Promising! Also, note a couple changes in that function call. First, we used `post_search.iterate` to return a generator over all the query results. If we just used `post_search`, we would only get the first page of 100 query results.

The query also returned a "bundle_fqid", a fully-qualified bundle id.

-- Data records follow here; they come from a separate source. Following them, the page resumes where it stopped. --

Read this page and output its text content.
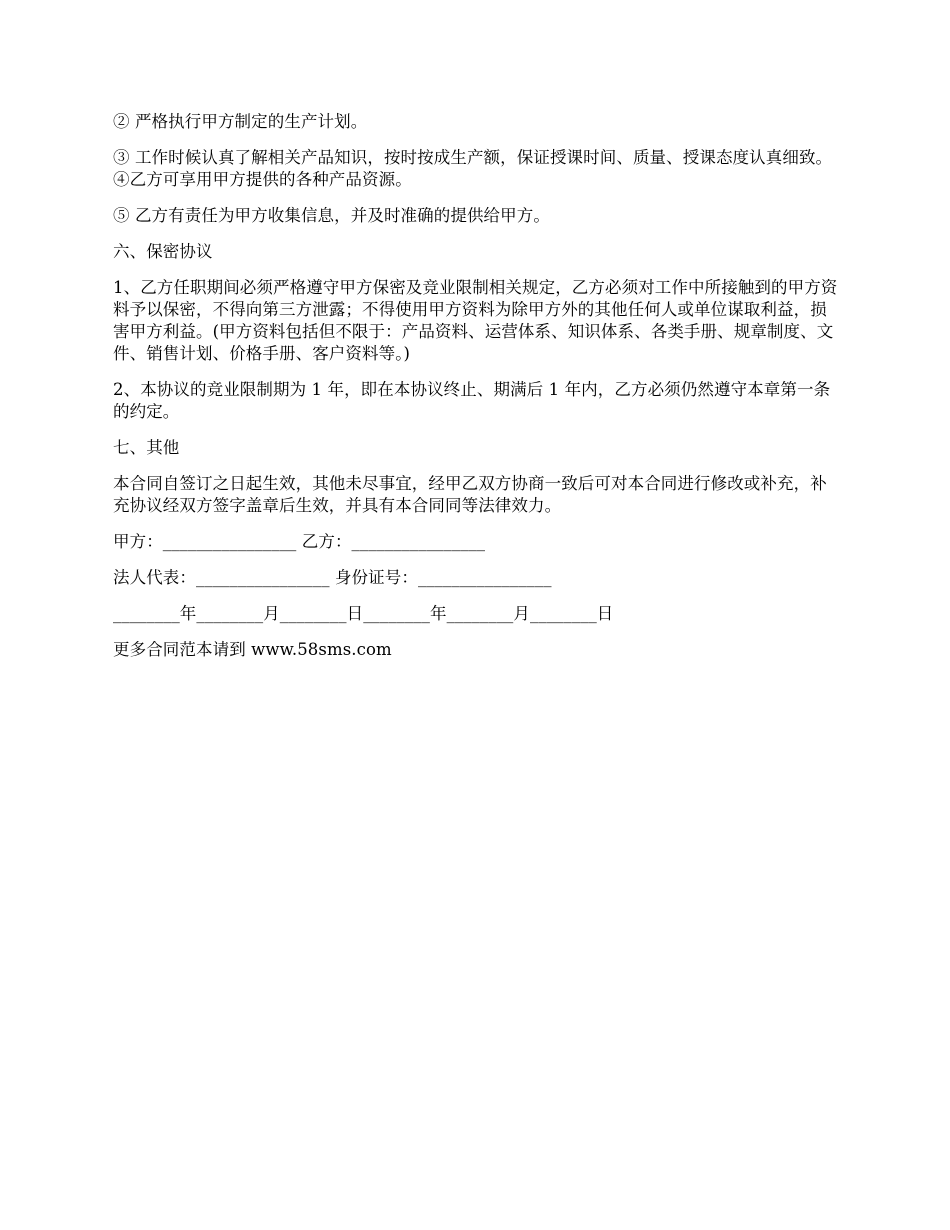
② 严格执行甲方制定的生产计划。

③ 工作时候认真了解相关产品知识，按时按成生产额，保证授课时间、质量、授课态度认真细致。 ④乙方可享用甲方提供的各种产品资源。

⑤ 乙方有责任为甲方收集信息，并及时准确的提供给甲方。

六、保密协议

1、乙方任职期间必须严格遵守甲方保密及竞业限制相关规定，乙方必须对工作中所接触到的甲方资料予以保密，不得向第三方泄露；不得使用甲方资料为除甲方外的其他任何人或单位谋取利益，损害甲方利益。(甲方资料包括但不限于：产品资料、运营体系、知识体系、各类手册、规章制度、文件、销售计划、价格手册、客户资料等。)

2、本协议的竞业限制期为 1 年，即在本协议终止、期满后 1 年内，乙方必须仍然遵守本章第一条的约定。

七、其他

本合同自签订之日起生效，其他未尽事宜，经甲乙双方协商一致后可对本合同进行修改或补充，补充协议经双方签字盖章后生效，并具有本合同同等法律效力。

甲方：________________ 乙方：________________

法人代表：________________ 身份证号：________________

________年________月________日________年________月________日

更多合同范本请到 www.58sms.com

That included both the bundle uuid and the version, so we use `[:36]` to strip off the version.

Now, we can make our query more specific by adding some other contraints:

In [6]:
es_query = {
    "query": {
        "bool": {
            "must": [
                {
                    "term": {
                        "files.biomaterial_json.biomaterials.content.biomaterial_core.biomaterial_id": "BT_S2_T"
                    }
                },
                {
                    "term": {
                        "files.file_json.files.content.file_core.file_name": "SRR3934437_2.fastq.gz"
                    }
                }
            ]
        }
    }
}
result = dss_client.post_search(replica="aws", es_query=es_query)
print(result["total_hits"])
result

8


{'es_query': {'query': {'bool': {'must': [{'term': {'files.biomaterial_json.biomaterials.content.biomaterial_core.biomaterial_id': 'BT_S2_T'}},
     {'term': {'files.file_json.files.content.file_core.file_name': 'SRR3934437_2.fastq.gz'}}]}}},
 'results': [{'bundle_fqid': '1ec1f360-4132-426f-bb02-1337be74340d.2018-03-26T205712.928298Z',
   'bundle_url': 'https://dss.integration.data.humancellatlas.org/v1/bundles/1ec1f360-4132-426f-bb02-1337be74340d?version=2018-03-26T205712.928298Z&replica=aws',
   'search_score': 7.523884},
  {'bundle_fqid': '7a533bfc-c99a-4f50-8d28-0257c59b53d1.2018-04-09T144329.633297Z',
   'bundle_url': 'https://dss.integration.data.humancellatlas.org/v1/bundles/7a533bfc-c99a-4f50-8d28-0257c59b53d1?version=2018-04-09T144329.633297Z&replica=aws',
   'search_score': 7.523884},
  {'bundle_fqid': 'f3959034-e93b-4b28-8f40-82d8bcccf10b.2018-03-26T212152.807357Z',
   'bundle_url': 'https://dss.integration.data.humancellatlas.org/v1/bundles/f3959034-e93b-4b28-8f40-82d8bcccf

Well okay, eight bundles. This is a test environment, so there are some bundles uploaded multiple times. But, our desired bundle id, `ec7e6476-abeb-4d78-82d8-8a28b43c46a6` is there.